Une série de peintures de Violeta, à la fondation de Nicanor

La fondation, que Colombina présidera, est la première lauréate. Viennent ensuite les enfants. L’avocat chilien et recteur de l’Université Diego Portales, Carlos Peña, l’un des directeurs de la fondation, a agi comme médiateur dans le conflit. Désormais, dans la répartition des actifs notamment, qui se fera d’un commun accord, c’est lui qui décidera, à la demande des deux parties, lorsqu’il n’y a pas de consensus. Parallèlement à ce processus, la réforme des statuts sera menée, afin que toute la famille participe à l’émission de la fondation. Peña explique à EL PAIS que chaque héritier reçoit la même part ou part de succession et que les propriétés «seront destinées à des musées ou à des lieux accessibles au public». La formule a fait l’unanimité des héritiers, souligne-t-il, qui ont finalement accepté de sauvegarder l’œuvre de Parra et de la répartir équitablement.

À la mort de la sœur du poète, l’emblématique chanteuse-compositrice Violeta Parra, en 1967, Nicanor acquiert une série de peintures, la plupart à l’huile. La Fondation Violeta Parra a demandé sa restitution après le décès du Prix Cervantes 2012, arguant qu’ils avaient été attribués à Nicanor pour des raisons de sécurité après le coup d’État militaire de 1973. L’accord entre les frères stipule qu’ils restent pour la Fondation Nicanor Parra, présidée par Colombine. La politologue et amie du poète, Carmen Fariña, fera office de secrétaire, et Francisca Panchita Parra, la deuxième fille de l’auteur de Poèmes et antipoèmes, fera office de trésorier. Ceux qui la connaissent la décrivent comme le portrait vivant de l’esprit Parra : intelligent et distant.

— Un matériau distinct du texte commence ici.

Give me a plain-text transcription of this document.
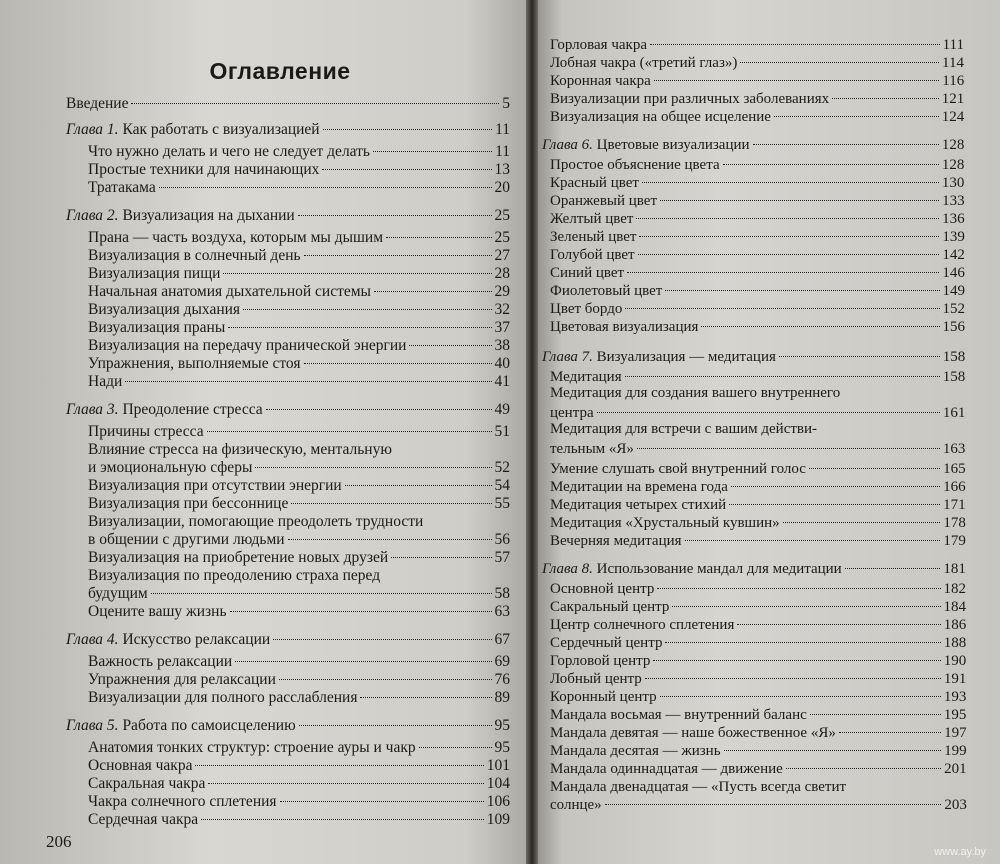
Оглавление
Введение	5
Глава 1. Как работать с визуализацией	11
Что нужно делать и чего не следует делать	11
Простые техники для начинающих	13
Тратакама	20
Глава 2. Визуализация на дыхании	25
Прана — часть воздуха, которым мы дышим	25
Визуализация в солнечный день	27
Визуализация пищи	28
Начальная анатомия дыхательной системы	29
Визуализация дыхания	32
Визуализация праны	37
Визуализация на передачу пранической энергии	38
Упражнения, выполняемые стоя	40
Нади	41
Глава 3. Преодоление стресса	49
Причины стресса	51
Влияние стресса на физическую, ментальную
и эмоциональную сферы	52
Визуализация при отсутствии энергии	54
Визуализация при бессоннице	55
Визуализации, помогающие преодолеть трудности
в общении с другими людьми	56
Визуализация на приобретение новых друзей	57
Визуализация по преодолению страха перед
будущим	58
Оцените вашу жизнь	63
Глава 4. Искусство релаксации	67
Важность релаксации	69
Упражнения для релаксации	76
Визуализации для полного расслабления	89
Глава 5. Работа по самоисцелению	95
Анатомия тонких структур: строение ауры и чакр	95
Основная чакра	101
Сакральная чакра	104
Чакра солнечного сплетения	106
Сердечная чакра	109
206
Горловая чакра	111
Лобная чакра («третий глаз»)	114
Коронная чакра	116
Визуализации при различных заболеваниях	121
Визуализация на общее исцеление	124
Глава 6. Цветовые визуализации	128
Простое объяснение цвета	128
Красный цвет	130
Оранжевый цвет	133
Желтый цвет	136
Зеленый цвет	139
Голубой цвет	142
Синий цвет	146
Фиолетовый цвет	149
Цвет бордо	152
Цветовая визуализация	156
Глава 7. Визуализация — медитация	158
Медитация	158
Медитация для создания вашего внутреннего
центра	161
Медитация для встречи с вашим действи-
тельным «Я»	163
Умение слушать свой внутренний голос	165
Медитации на времена года	166
Медитация четырех стихий	171
Медитация «Хрустальный кувшин»	178
Вечерняя медитация	179
Глава 8. Использование мандал для медитации	181
Основной центр	182
Сакральный центр	184
Центр солнечного сплетения	186
Сердечный центр	188
Горловой центр	190
Лобный центр	191
Коронный центр	193
Мандала восьмая — внутренний баланс	195
Мандала девятая — наше божественное «Я»	197
Мандала десятая — жизнь	199
Мандала одиннадцатая — движение	201
Мандала двенадцатая — «Пусть всегда светит
солнце»	203
www.ay.by
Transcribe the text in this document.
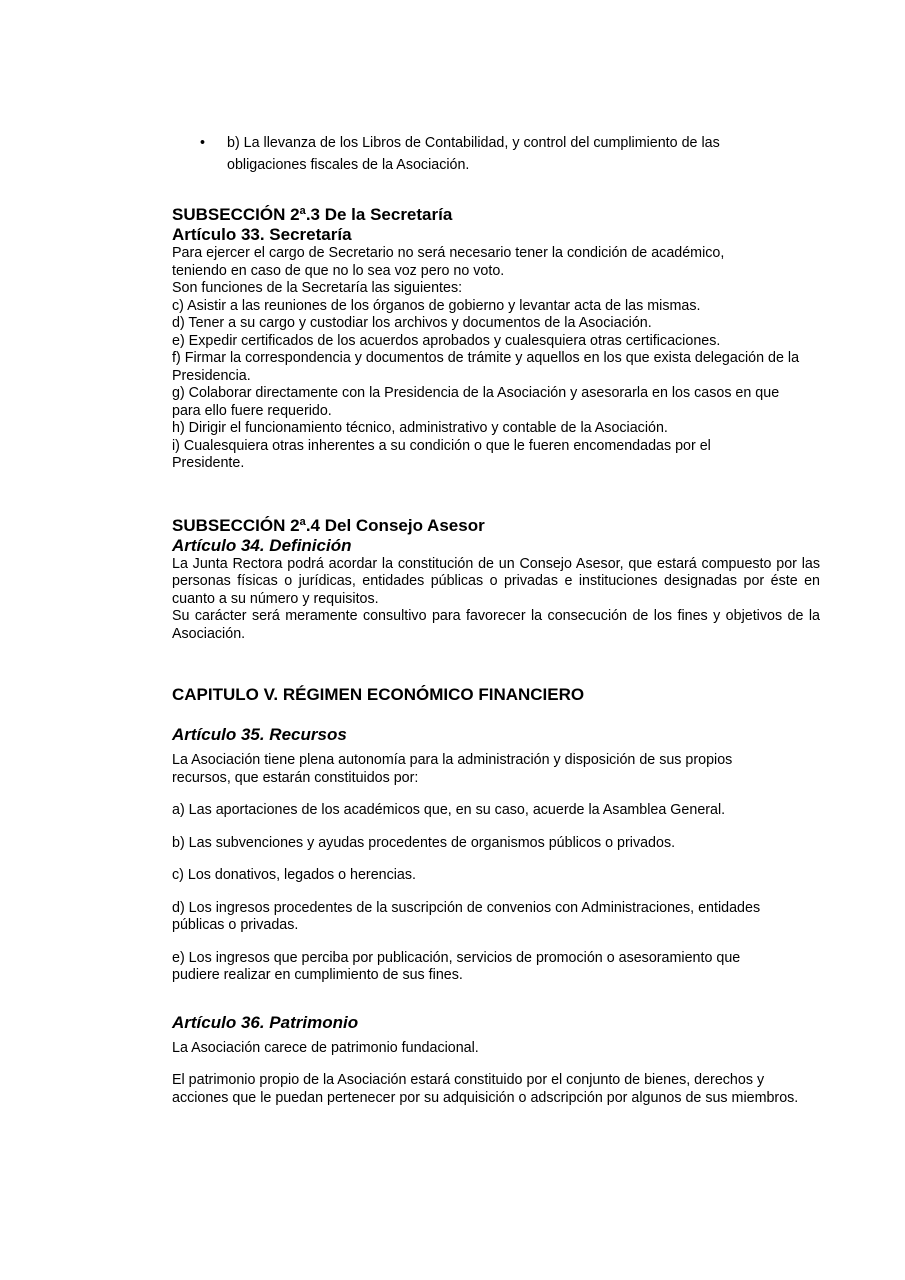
• b) La llevanza de los Libros de Contabilidad, y control del cumplimiento de las obligaciones fiscales de la Asociación.
SUBSECCIÓN 2ª.3 De la Secretaría
Artículo 33. Secretaría

Para ejercer el cargo de Secretario no será necesario tener la condición de académico, teniendo en caso de que no lo sea voz pero no voto.

Son funciones de la Secretaría las siguientes:

c) Asistir a las reuniones de los órganos de gobierno y levantar acta de las mismas.

d) Tener a su cargo y custodiar los archivos y documentos de la Asociación.

e) Expedir certificados de los acuerdos aprobados y cualesquiera otras certificaciones.

f) Firmar la correspondencia y documentos de trámite y aquellos en los que exista delegación de la Presidencia.

g) Colaborar directamente con la Presidencia de la Asociación y asesorarla en los casos en que para ello fuere requerido.

h) Dirigir el funcionamiento técnico, administrativo y contable de la Asociación.

i) Cualesquiera otras inherentes a su condición o que le fueren encomendadas por el Presidente.

SUBSECCIÓN 2ª.4 Del Consejo Asesor
Artículo 34. Definición

La Junta Rectora podrá acordar la constitución de un Consejo Asesor, que estará compuesto por las personas físicas o jurídicas, entidades públicas o privadas e instituciones designadas por éste en cuanto a su número y requisitos.

Su carácter será meramente consultivo para favorecer la consecución de los fines y objetivos de la Asociación.

CAPITULO V. RÉGIMEN ECONÓMICO FINANCIERO
Artículo 35. Recursos

La Asociación tiene plena autonomía para la administración y disposición de sus propios recursos, que estarán constituidos por:

a) Las aportaciones de los académicos que, en su caso, acuerde la Asamblea General.

b) Las subvenciones y ayudas procedentes de organismos públicos o privados.

c) Los donativos, legados o herencias.

d) Los ingresos procedentes de la suscripción de convenios con Administraciones, entidades públicas o privadas.

e) Los ingresos que perciba por publicación, servicios de promoción o asesoramiento que pudiere realizar en cumplimiento de sus fines.

Artículo 36. Patrimonio

La Asociación carece de patrimonio fundacional.

El patrimonio propio de la Asociación estará constituido por el conjunto de bienes, derechos y acciones que le puedan pertenecer por su adquisición o adscripción por algunos de sus miembros.
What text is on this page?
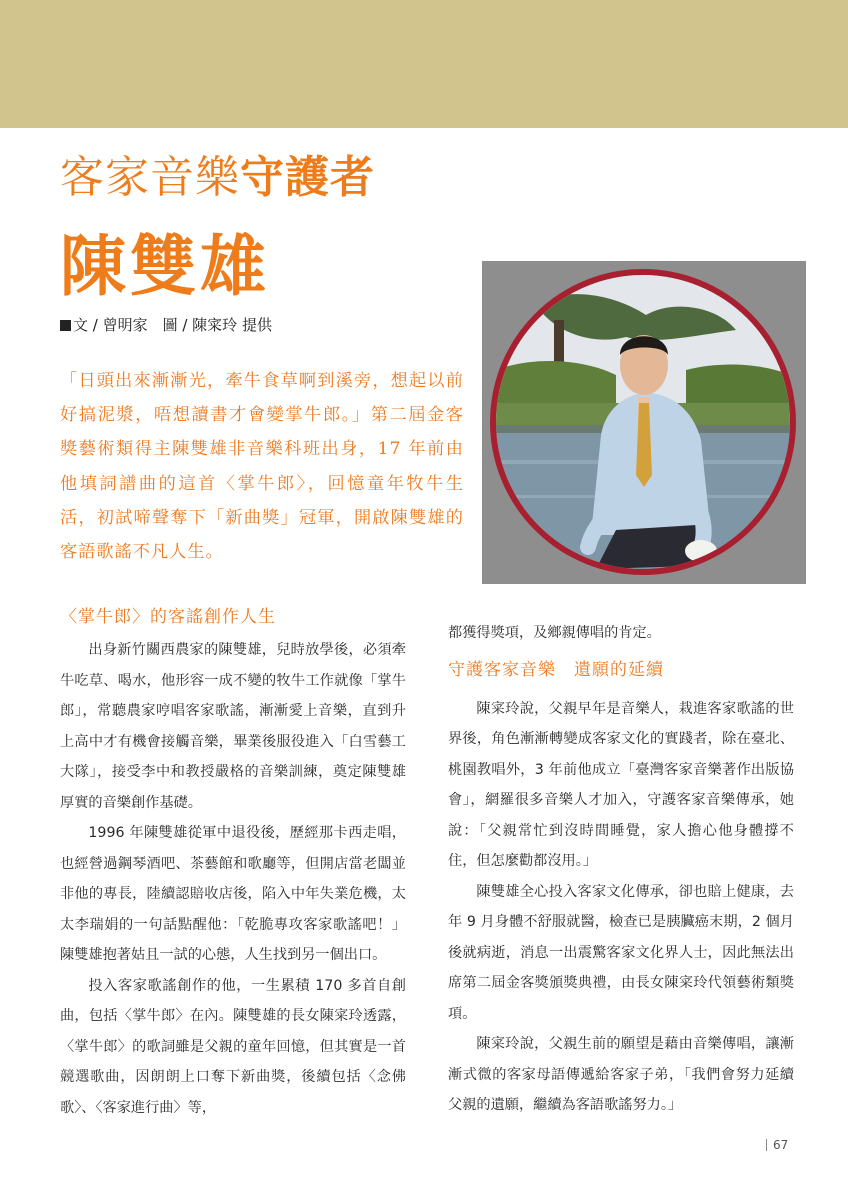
客家音樂守護者
陳雙雄
文 / 曾明家　圖 / 陳寀玲 提供

「日頭出來漸漸光，牽牛食草啊到溪旁，想起以前好搞泥漿，唔想讀書才會變掌牛郎。」第二屆金客獎藝術類得主陳雙雄非音樂科班出身，17 年前由他填詞譜曲的這首〈掌牛郎〉，回憶童年牧牛生活，初試啼聲奪下「新曲獎」冠軍，開啟陳雙雄的客語歌謠不凡人生。

〈掌牛郎〉的客謠創作人生

出身新竹關西農家的陳雙雄，兒時放學後，必須牽牛吃草、喝水，他形容一成不變的牧牛工作就像「掌牛郎」，常聽農家哼唱客家歌謠，漸漸愛上音樂，直到升上高中才有機會接觸音樂，畢業後服役進入「白雪藝工大隊」，接受李中和教授嚴格的音樂訓練，奠定陳雙雄厚實的音樂創作基礎。

1996 年陳雙雄從軍中退役後，歷經那卡西走唱，也經營過鋼琴酒吧、茶藝館和歌廳等，但開店當老闆並非他的專長，陸續認賠收店後，陷入中年失業危機，太太李瑞娟的一句話點醒他：「乾脆專攻客家歌謠吧！」陳雙雄抱著姑且一試的心態，人生找到另一個出口。

投入客家歌謠創作的他，一生累積 170 多首自創曲，包括〈掌牛郎〉在內。陳雙雄的長女陳寀玲透露，〈掌牛郎〉的歌詞雖是父親的童年回憶，但其實是一首競選歌曲，因朗朗上口奪下新曲獎，後續包括〈念佛歌〉、〈客家進行曲〉等，

都獲得獎項，及鄉親傳唱的肯定。

守護客家音樂　遺願的延續

陳寀玲說，父親早年是音樂人，栽進客家歌謠的世界後，角色漸漸轉變成客家文化的實踐者，除在臺北、桃園教唱外，3 年前他成立「臺灣客家音樂著作出版協會」，網羅很多音樂人才加入，守護客家音樂傳承，她說：「父親常忙到沒時間睡覺，家人擔心他身體撐不住，但怎麼勸都沒用。」

陳雙雄全心投入客家文化傳承，卻也賠上健康，去年 9 月身體不舒服就醫，檢查已是胰臟癌末期，2 個月後就病逝，消息一出震驚客家文化界人士，因此無法出席第二屆金客獎頒獎典禮，由長女陳寀玲代領藝術類獎項。

陳寀玲說，父親生前的願望是藉由音樂傳唱，讓漸漸式微的客家母語傳遞給客家子弟，「我們會努力延續父親的遺願，繼續為客語歌謠努力。」

67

Depuis qu’un accord a été trouvé, les enfants de Nicanor sont restés absolument silencieux. Le recteur Peña fait office de porte-parole, même si l’on s’attend à ce que dans les prochaines semaines les différentes branches de la famille Parra fassent une déclaration publique après des années d’affrontements sur l’un des héritages culturels les plus importants du Chili, pays de poètes.